(30 days writting chalenge) DAY #1
![]() |
doc. google browser |
Aku tidak benar-benar tahu kapan hal ini bermula. Ketika kudapati duniaku tidak lagi semenakjubkan rimba, nyanyian pohon, tarian peri, dan warna pelangi. Duniaku kini tidak lagi sesederhana duniaku yang dulu. Dunia yang kukenali dulu adalah sebuah bilik luas, ia bilik tapi ia luas, tanpa prasangka, penuh dengan imajinasi dan harapan.
Dulu, mudah saja buatku untuk mengutarakan 'Aku Suka' atau 'Aku Tidak Suka'. Aku jujur, dan aku baik-baik saja dengan kejujuranku. Aku menuliskannya di dalam buku, di atas meja, di permukaan tembok, dan di kertas-kertas lucu. Segalanya tampak sangat meyakinkan. Back then. Tidak ada yang keberatan dengan kejujuranku. Tidak juga aku.
Entah sejak kapan jujur menjadi sesuatu yang kini menakutkan buatku. Aku takut mengakui kalau aku takut. Aku takut mengakui kalau aku tidak suka. Aku takut mengakui kalau aku suka. Semuanya tampak abu-abu. Tidak benar-benar benar, tetapi juga tidak benar-benar salah. Aku takut menyakiti kalau aku mengakui. Aku takut orang lain menilaiku. Bahkan sebenarnya aku takut mengakui bahwa aku takut orang lain menilaiku. Berpura-pura kuat, berpura-pura dewasa. Aku bahkan tidak benar-benar yakin bahwa aku sudah dewasa.
Dunia sudah tidak sesederhana hitam dan putih. Kecuali memang dari awal, duniaku tidak pernah sesederhana hitam dan putih.

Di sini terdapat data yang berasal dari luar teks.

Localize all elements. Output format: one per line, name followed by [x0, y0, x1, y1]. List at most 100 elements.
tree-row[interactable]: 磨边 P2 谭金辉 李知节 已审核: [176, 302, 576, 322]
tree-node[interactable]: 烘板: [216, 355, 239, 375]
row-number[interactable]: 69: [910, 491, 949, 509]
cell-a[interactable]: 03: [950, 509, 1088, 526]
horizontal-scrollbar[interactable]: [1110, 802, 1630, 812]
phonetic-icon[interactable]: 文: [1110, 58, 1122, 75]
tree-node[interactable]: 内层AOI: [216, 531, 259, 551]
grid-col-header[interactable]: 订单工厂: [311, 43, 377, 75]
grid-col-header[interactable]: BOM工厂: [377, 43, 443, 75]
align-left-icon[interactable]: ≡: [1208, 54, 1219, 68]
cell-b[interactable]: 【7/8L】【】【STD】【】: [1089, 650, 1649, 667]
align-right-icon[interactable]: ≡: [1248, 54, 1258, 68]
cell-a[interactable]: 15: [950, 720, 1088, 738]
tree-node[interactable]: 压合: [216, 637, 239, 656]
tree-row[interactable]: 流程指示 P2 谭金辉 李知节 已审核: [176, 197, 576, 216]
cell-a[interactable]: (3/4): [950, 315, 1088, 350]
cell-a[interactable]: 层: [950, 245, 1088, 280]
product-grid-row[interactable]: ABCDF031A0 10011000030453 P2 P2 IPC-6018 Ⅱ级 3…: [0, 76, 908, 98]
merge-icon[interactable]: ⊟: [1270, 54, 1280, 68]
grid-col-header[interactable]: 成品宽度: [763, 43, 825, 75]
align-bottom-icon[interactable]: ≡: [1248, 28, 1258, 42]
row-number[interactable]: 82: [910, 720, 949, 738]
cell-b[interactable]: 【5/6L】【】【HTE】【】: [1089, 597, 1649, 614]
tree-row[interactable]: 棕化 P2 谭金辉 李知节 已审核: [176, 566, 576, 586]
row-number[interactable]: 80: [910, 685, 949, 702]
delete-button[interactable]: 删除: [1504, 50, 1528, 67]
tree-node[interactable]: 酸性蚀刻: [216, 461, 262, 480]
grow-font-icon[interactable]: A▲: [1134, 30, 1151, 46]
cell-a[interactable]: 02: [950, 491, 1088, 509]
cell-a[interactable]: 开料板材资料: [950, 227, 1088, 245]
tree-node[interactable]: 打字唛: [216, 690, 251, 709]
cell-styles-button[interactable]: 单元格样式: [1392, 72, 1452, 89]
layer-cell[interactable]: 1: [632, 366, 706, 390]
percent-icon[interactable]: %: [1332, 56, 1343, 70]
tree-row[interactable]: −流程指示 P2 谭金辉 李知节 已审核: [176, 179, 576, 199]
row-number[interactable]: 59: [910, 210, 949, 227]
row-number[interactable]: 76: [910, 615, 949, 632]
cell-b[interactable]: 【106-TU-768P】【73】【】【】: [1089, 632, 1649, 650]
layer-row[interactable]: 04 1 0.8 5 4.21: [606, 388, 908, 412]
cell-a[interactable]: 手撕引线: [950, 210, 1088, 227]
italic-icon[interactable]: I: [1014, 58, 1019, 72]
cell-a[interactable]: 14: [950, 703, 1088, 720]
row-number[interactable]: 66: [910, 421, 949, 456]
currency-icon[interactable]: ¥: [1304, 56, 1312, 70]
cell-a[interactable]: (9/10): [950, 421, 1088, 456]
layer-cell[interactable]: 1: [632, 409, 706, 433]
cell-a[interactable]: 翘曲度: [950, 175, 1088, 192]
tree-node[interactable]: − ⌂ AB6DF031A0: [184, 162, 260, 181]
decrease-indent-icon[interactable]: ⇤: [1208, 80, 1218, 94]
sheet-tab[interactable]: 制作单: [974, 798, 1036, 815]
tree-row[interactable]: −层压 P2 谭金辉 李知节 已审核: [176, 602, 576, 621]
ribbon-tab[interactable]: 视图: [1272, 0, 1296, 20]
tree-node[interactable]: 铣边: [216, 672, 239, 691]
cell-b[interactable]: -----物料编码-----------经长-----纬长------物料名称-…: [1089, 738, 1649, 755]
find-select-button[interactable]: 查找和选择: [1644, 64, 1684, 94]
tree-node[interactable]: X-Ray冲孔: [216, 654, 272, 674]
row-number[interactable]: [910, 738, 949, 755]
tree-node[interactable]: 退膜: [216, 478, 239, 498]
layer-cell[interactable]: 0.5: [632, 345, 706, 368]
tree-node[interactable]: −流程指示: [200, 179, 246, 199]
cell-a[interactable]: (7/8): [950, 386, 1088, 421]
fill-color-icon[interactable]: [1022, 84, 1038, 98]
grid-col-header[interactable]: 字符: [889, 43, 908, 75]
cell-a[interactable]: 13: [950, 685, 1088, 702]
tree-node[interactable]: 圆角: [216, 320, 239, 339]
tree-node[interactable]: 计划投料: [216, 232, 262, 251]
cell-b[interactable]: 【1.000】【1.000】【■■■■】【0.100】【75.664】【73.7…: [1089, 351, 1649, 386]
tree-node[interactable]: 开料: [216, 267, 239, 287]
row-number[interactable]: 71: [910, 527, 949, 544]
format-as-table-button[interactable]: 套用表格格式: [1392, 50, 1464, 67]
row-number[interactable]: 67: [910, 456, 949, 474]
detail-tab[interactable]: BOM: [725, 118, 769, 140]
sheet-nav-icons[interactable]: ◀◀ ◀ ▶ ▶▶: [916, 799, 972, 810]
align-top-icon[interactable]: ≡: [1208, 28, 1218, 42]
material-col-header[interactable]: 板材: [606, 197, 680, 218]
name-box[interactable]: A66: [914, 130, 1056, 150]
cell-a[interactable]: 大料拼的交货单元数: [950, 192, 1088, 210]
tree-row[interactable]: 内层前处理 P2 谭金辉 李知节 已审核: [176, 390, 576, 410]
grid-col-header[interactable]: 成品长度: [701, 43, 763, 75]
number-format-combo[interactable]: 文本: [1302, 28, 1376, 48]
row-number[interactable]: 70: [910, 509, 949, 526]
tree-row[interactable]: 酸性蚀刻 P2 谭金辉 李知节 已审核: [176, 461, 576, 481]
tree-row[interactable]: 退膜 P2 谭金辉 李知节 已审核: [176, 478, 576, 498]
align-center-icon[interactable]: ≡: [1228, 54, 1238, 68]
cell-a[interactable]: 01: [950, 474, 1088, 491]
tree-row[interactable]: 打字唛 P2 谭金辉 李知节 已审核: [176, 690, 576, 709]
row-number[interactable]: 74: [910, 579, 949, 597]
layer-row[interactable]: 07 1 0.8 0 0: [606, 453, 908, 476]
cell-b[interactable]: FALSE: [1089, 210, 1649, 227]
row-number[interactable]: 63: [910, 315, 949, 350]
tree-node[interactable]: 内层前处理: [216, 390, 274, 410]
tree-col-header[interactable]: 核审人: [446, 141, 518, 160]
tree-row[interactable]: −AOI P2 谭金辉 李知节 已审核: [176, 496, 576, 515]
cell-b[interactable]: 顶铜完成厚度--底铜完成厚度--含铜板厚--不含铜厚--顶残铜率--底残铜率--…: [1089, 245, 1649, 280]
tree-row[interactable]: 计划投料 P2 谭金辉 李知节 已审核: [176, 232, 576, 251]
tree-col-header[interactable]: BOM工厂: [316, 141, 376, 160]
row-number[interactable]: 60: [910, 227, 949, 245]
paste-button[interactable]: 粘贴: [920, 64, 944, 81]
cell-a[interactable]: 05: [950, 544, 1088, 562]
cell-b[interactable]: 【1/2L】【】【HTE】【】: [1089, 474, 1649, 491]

Terlalu banyak kepura-puraan. Tapi toh nyatanya aku bagian dari kepura-puraan itu sendiri. Tertawa dan pura-pura bahagia. Tidak ada yang tahu juga kalau sebenarnya aku lebih suka diam. Nah sekarang semua orang yang membaca blog-ku pasti tahu. Seperti kenyataan bahwa aku lebih suka diam. Diam itu sederhana. Tapi tidak akan ada yang mengerti artikulasi diam kalau aku tidak bicara. Belum kutemui sosok yang bisa bertahan dalam kesunyian obrolan. Belum kutemui sosok yang bisa mengerti bahasa diam. Tidakkah ada orang yang bisa mendengarkan bicara sekaligus diam ku? Maksudku, jika aku diam, diamlah dan dengarkan. Nikmati saja. Tidak semuanya harus diungkapkan dengan bahasa verbal, kan? Tapi aku juga tidak pernah merasa keberatan untuk menjadi sisi diriku yang lain. Sisi diriku yang aktif berbicara dan sibuk mengolah kata-kata verbal.
Hey, aku rindu dunia peri ku. Aku rindu dirimu.